Court Opinion

ID: 9542981
Source: CourtListenerOpinion
Date Created: 2023-08-07 16:40:53.766087+00
Date Added: 2024-06-11T15:09:24.059967
License: Public Domain

KAUGER, Justice,
concurring in result:
Contingent fees per se are neither illegal nor violative of public policy.1 Often contingent fees are the only way a litigant may receive legal services.2 However, these contracts are subject to exceptions, and contingent fees in divorce actions have traditionally been held to be illegal and void because they contravene public policy. The two reasons advanced in Opperud v. Bussey, 172 Okl. 625, 46 P.2d 319, 322, 324 (1935) for declaring contingent fee contracts in divorce cases invalid were that: 1) There was no necessity for such contracts because the court was authorized by law to require the husband to pay suit money, thus enabling the wife to prosecute her action. The court, in its discretion, could require the husband to pay as alimony any money necessary to enable the wife not only to support herself, but also to prosecute or defend the action, thereby negating the necessity for a contingent fee. 2) Public policy encourages reconciliation between the parties. A contingent fee arrangement, based on the amount recovered in a divorce case, would give the attorney a personal interest in the litigation thus serving as an impediment to reconciliation.
The first reason has, depending on the circumstances of the case, been abrogated by statute.
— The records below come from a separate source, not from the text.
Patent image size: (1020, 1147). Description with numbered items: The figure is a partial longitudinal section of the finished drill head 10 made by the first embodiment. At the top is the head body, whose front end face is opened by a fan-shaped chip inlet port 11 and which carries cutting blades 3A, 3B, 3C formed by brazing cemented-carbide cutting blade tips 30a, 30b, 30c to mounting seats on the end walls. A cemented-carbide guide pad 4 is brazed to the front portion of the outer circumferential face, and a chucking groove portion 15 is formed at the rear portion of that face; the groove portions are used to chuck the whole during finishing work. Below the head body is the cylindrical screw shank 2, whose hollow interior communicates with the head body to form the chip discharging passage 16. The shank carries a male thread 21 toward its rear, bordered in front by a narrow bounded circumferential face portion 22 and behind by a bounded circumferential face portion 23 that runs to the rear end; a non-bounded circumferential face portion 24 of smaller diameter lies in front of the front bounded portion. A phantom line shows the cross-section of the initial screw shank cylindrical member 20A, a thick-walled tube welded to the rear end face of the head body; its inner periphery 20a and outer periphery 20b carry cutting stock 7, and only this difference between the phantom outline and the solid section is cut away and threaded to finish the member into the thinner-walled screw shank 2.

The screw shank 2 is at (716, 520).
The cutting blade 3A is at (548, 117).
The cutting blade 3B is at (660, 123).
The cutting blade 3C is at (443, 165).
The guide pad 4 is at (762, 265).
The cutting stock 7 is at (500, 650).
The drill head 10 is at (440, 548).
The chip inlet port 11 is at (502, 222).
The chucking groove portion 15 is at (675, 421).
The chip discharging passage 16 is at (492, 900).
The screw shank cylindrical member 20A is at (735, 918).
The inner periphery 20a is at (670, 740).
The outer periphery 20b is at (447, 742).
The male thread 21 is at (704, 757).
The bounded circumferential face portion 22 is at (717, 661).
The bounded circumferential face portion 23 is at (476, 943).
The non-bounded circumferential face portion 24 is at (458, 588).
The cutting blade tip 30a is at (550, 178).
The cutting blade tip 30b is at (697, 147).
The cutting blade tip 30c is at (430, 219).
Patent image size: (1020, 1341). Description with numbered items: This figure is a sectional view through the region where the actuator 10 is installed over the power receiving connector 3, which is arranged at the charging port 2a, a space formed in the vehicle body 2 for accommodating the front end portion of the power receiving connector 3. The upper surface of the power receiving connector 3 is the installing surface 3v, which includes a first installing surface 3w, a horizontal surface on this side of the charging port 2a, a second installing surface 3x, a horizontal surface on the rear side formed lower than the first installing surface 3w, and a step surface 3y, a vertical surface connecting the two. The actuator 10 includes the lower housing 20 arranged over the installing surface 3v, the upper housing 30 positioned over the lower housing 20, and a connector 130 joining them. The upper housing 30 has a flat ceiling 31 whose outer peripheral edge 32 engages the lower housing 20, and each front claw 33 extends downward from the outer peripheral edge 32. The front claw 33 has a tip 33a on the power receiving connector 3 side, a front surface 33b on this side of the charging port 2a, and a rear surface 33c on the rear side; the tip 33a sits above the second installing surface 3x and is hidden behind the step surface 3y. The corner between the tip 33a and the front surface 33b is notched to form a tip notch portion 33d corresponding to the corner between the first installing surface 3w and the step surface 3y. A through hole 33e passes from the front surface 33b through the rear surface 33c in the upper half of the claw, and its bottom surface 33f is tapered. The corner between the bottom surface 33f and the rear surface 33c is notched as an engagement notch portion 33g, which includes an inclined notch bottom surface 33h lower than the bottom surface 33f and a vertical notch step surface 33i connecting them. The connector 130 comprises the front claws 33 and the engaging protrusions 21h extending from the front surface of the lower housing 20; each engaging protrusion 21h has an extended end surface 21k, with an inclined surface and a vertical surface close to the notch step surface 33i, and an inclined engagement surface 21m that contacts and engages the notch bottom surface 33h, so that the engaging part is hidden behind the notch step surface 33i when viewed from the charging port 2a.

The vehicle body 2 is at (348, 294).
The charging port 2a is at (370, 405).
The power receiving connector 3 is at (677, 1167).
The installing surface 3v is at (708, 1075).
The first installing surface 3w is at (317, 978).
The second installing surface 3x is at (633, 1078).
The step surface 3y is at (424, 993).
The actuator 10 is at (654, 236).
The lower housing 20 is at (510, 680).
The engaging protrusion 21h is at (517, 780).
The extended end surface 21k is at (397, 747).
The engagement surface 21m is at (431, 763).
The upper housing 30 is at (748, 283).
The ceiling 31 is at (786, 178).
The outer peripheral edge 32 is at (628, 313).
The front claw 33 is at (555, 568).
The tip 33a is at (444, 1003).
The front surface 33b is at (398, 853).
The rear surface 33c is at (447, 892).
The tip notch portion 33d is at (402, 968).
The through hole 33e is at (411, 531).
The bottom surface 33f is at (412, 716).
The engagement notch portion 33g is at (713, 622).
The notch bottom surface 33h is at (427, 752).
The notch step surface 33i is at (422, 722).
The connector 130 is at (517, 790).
The Oklahoma Code of Civil Procedure, 12 O.S.1981 § 1276 provides that “... the court may require the husband or wife to pay such reasonable expenses of the other in the prosecution or defense of the action as may be just and proper considering the respective parties and the means and property of each ...” See also Chamberlin v. Chamberlin, 720 P.2d 721, 727 (Okla.1986) and Gardner v. *528Gardner, 629 P.2d 1283, 1285-86 (Okla.App.1981). The second reason, the encouragement of reconciliation, is still required both by law and by public policy.

. State ex rel. Howard v. Oklahoma Corp. Comm'n., 614 P.2d 45, 49 (Okla.1980); 5 O.S. 1981 § 7.

. Sneed v. Sneed, 681 P.2d 754, 756 (Okla.1984).